What should I know about storage and disposal of this medication?
Keep this medication in the container it came in, tightly closed, and out of reach of children. Store the capsules at room temperature and away from excess heat and moisture (not in the bathroom). The prepared oral suspension dose must be used within 72 hours of preparation; discard any unused doses after 72 hours.
It is important to keep all medication out of sight and reach of children as many containers (such as weekly pill minders and those for eye drops, creams, patches, and inhalers) are not child-resistant and young children can open them easily. To protect young children from poisoning, always lock safety caps and immediately place the medication in a safe location – one that is up and away and out of their sight and reach. http://www.upandaway.org
Unneeded medications should be disposed of in special ways to ensure that pets, children, and other people cannot consume them. However, you should not flush this medication down the toilet. Instead, the best way to dispose of your medication is through a medicine take-back program. Talk to your pharmacist or contact your local garbage/recycling department to learn about take-back programs in your community. See the FDA's Safe Disposal of Medicines website (http://goo.gl/c4Rm4p) for more information if you do not have access to a take-back program.

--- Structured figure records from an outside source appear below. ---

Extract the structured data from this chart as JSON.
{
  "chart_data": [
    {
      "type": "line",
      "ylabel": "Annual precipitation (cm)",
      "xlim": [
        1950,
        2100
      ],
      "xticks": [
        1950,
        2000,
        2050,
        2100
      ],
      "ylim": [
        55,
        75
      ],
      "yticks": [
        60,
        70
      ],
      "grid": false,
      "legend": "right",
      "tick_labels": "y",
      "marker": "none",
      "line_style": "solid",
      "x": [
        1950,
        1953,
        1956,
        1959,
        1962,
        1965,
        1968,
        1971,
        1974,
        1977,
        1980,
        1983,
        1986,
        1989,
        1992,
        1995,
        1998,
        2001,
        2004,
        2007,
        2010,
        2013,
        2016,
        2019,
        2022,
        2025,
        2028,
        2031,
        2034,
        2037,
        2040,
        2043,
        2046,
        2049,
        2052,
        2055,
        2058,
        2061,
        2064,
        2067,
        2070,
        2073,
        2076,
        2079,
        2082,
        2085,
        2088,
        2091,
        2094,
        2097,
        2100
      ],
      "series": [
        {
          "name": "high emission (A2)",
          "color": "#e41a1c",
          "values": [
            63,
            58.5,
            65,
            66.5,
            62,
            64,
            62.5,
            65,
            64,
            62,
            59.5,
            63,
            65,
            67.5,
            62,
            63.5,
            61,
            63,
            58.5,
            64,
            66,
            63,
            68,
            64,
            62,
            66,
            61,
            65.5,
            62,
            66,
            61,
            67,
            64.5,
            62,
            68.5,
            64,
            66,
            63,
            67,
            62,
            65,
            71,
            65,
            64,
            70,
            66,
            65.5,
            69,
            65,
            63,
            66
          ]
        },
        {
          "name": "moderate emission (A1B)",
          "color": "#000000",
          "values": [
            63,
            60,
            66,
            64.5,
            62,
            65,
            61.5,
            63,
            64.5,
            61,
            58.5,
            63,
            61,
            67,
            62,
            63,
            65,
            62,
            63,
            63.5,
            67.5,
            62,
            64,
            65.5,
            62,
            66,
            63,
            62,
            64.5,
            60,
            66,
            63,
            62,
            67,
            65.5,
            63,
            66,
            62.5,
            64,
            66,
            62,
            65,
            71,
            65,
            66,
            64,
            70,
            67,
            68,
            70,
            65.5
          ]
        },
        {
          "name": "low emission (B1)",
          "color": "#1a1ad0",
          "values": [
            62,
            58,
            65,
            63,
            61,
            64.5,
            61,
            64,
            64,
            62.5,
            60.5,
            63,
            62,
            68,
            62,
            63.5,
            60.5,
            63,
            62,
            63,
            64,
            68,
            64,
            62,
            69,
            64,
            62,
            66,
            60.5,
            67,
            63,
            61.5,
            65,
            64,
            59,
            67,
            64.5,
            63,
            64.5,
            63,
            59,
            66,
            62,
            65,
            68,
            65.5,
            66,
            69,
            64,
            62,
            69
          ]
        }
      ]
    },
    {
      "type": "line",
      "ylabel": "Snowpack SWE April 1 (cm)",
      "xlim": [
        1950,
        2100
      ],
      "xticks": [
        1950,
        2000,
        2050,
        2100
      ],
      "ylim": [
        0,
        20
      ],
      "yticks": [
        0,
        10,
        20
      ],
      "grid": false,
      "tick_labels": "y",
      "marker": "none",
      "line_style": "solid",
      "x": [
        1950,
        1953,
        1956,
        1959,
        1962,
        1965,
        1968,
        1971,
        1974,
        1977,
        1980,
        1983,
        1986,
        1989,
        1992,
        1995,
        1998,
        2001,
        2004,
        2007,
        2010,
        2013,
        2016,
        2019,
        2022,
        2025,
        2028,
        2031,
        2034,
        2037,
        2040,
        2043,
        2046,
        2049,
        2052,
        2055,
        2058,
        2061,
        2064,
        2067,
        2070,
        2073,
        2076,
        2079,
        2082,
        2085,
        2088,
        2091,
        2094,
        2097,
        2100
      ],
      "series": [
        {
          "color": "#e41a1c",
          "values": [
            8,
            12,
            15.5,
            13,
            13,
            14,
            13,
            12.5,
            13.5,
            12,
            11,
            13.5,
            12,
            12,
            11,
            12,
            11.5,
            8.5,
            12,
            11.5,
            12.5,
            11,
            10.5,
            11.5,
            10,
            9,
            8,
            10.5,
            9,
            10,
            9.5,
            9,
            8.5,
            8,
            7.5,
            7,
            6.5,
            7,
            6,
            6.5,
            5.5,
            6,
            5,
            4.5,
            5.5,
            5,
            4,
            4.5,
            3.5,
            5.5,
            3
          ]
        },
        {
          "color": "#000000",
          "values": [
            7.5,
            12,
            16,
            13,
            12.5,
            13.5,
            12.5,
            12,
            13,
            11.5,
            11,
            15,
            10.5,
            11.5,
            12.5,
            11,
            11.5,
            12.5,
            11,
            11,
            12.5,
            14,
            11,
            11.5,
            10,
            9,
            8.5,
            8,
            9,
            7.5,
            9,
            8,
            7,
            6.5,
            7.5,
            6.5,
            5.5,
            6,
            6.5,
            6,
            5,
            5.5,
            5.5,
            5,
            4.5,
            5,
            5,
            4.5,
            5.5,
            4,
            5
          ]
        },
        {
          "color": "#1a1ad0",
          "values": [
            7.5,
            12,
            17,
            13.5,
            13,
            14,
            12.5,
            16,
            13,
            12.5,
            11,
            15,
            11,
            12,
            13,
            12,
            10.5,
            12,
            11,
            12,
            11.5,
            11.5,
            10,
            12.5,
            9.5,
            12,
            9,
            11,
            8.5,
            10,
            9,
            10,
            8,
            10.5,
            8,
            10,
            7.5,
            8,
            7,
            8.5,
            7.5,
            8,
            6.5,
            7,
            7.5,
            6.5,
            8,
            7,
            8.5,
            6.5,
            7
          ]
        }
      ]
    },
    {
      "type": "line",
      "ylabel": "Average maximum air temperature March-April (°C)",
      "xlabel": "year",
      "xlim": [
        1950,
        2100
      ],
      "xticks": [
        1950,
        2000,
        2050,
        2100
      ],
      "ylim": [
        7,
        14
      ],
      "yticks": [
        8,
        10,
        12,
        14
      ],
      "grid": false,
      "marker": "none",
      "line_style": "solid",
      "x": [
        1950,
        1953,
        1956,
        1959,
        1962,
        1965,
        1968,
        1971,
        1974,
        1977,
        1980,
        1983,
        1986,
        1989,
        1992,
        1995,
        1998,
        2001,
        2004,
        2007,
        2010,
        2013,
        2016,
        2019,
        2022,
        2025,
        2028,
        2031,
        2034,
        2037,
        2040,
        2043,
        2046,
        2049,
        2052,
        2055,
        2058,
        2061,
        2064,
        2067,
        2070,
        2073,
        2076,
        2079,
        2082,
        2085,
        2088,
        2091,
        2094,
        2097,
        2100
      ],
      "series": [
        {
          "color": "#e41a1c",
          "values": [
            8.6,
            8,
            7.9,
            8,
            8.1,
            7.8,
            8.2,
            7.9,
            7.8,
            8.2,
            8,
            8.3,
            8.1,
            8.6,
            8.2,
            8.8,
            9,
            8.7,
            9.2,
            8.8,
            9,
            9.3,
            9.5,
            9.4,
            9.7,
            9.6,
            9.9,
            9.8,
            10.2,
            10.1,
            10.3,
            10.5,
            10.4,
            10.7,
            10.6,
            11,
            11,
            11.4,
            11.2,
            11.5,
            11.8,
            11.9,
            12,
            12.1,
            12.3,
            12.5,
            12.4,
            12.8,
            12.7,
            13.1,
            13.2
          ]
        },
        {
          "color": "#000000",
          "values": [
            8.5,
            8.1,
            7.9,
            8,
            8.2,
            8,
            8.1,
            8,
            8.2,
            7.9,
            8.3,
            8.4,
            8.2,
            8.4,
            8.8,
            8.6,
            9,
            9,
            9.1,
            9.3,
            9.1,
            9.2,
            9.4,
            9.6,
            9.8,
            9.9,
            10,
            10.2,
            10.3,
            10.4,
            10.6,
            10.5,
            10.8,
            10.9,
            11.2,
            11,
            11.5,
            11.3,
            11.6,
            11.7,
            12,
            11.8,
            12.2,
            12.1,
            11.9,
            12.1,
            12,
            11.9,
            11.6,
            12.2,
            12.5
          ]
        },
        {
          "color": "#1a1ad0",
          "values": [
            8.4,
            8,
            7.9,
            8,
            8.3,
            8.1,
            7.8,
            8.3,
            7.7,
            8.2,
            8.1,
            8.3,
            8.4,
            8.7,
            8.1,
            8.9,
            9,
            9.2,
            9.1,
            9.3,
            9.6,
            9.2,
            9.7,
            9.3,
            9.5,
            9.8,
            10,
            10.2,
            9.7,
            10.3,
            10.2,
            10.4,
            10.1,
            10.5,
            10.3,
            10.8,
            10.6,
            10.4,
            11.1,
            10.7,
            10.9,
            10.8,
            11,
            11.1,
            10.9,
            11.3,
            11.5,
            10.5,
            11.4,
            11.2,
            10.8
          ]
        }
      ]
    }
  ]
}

In case of emergency/overdose
In case of overdose, call the poison control helpline at 1-800-222-1222. Information is also available online at https://www.poisonhelp.org/help. If the victim has collapsed, had a seizure, has trouble breathing, or can't be awakened, immediately call emergency services at 911.
Symptoms of overdose may include the following:
What other information should I know?
Keep all appointments with your doctor.
Do not let anyone else take your medication. Ask your pharmacist any questions you have about refilling your prescription.
It is important for you to keep a written list of all of the prescription and nonprescription (over-the-counter) medicines you are taking, as well as any products such as vitamins, minerals, or other dietary supplements. You should bring this list with you each time you visit a doctor or if you are admitted to a hospital. It is also important information to carry with you in case of emergencies.